Can somebody explain why would I use it instead a simple Redis/SQS/Postgres queue implemented in 50 LOC (+ some grafana panel for monitoring) (which is pretty much mandatory even for a wrapper of this or any other service)? I'm not trying to mock it, it's a serious question. What is implied by "task queue" that makes it worth bothering to use a dedicated service?
You're right, if all you need is a queue with a small number of workers connected at low volume, you don't need Hatchet or any other managed queue - you can get some pretty performant behavior with something like: https://github.com/abelanger5/postgres-fair-queue/blob/main/....
The point of Hatchet is to support more complex behavior - like chaining tasks together, building automation around querying and retrying failed tasks, handling a lot of the fairness and concurrency use-cases you'd otherwise need to build yourself, etc - or just getting something that works out of the box and can support those use-cases in the future.
And if you are running at low volume and trying to debug user issues, a grafana panel isn't going to get you the level of granularity or admin control you need to track down the errors in your methods (rather than just at the queue level).
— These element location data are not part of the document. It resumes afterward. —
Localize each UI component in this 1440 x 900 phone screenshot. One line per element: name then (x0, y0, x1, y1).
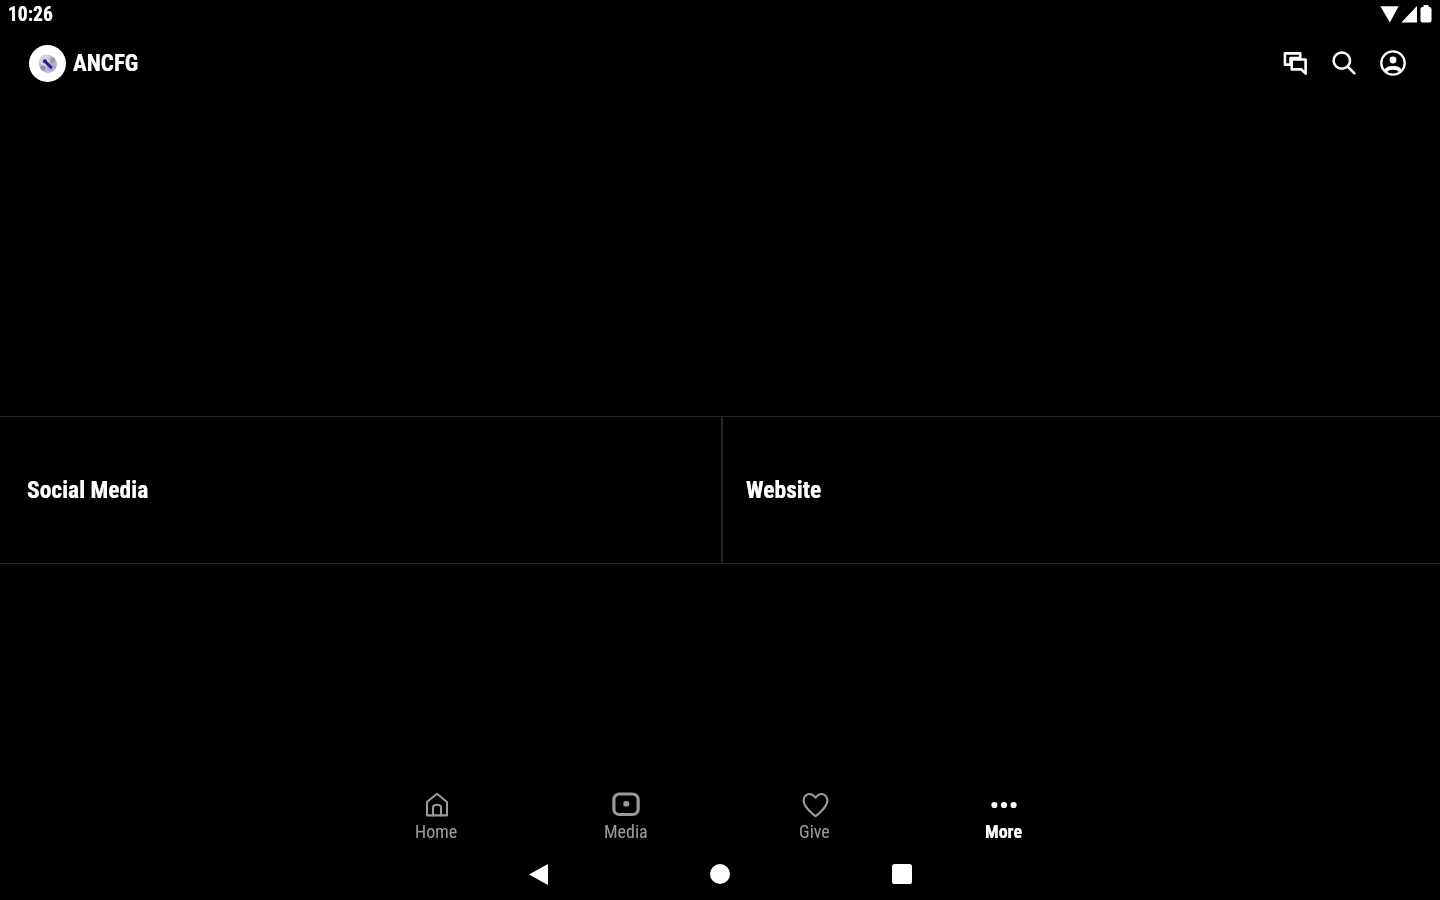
button[interactable]: Account (1369, 39, 1417, 87)
staticText: Social Media (27, 476, 149, 504)
button[interactable]: Search (1320, 39, 1368, 87)
button[interactable]: Recent apps (888, 860, 916, 888)
staticText: ANCFG (73, 50, 139, 77)
button[interactable]: ANCFG (29, 45, 139, 82)
button[interactable]: Website (723, 417, 1440, 563)
button[interactable]: Give (720, 785, 909, 847)
button[interactable]: Messages (1271, 39, 1319, 87)
staticText: Media (604, 821, 648, 842)
button[interactable]: More (909, 785, 1098, 847)
button[interactable]: Home (342, 785, 531, 847)
staticText: Home (415, 821, 458, 842)
staticText: 10:26 (8, 3, 53, 26)
button[interactable]: Back (524, 860, 552, 888)
button[interactable]: Social Media (0, 417, 721, 563)
staticText: Give (799, 821, 830, 842)
button[interactable]: Media (531, 785, 720, 847)
staticText: Website (746, 476, 822, 504)
staticText: More (985, 821, 1023, 842)
button[interactable]: Home (706, 860, 734, 888)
You'd need to integrate your task queue with Sentry and a logging system - and in our case, error tracing and logging are available in the Hatchet UI.
That caught my attention. Retrying failed tasks isn’t easy. There are all kinds of corner cases that pop up one by one. If you have some nice way to handle the common failure modes ("text me" or "retry every ten minutes" or "retry 5 times, then give up" or "keep retrying, but with exponential backoff") then that’s something I’d love to use.
(Wiring together 40+ preemptible TPUs was a nice crucible for learning about all of these. And much like a crucible, it was as painful as it sounds. Hatchet would’ve been nice.)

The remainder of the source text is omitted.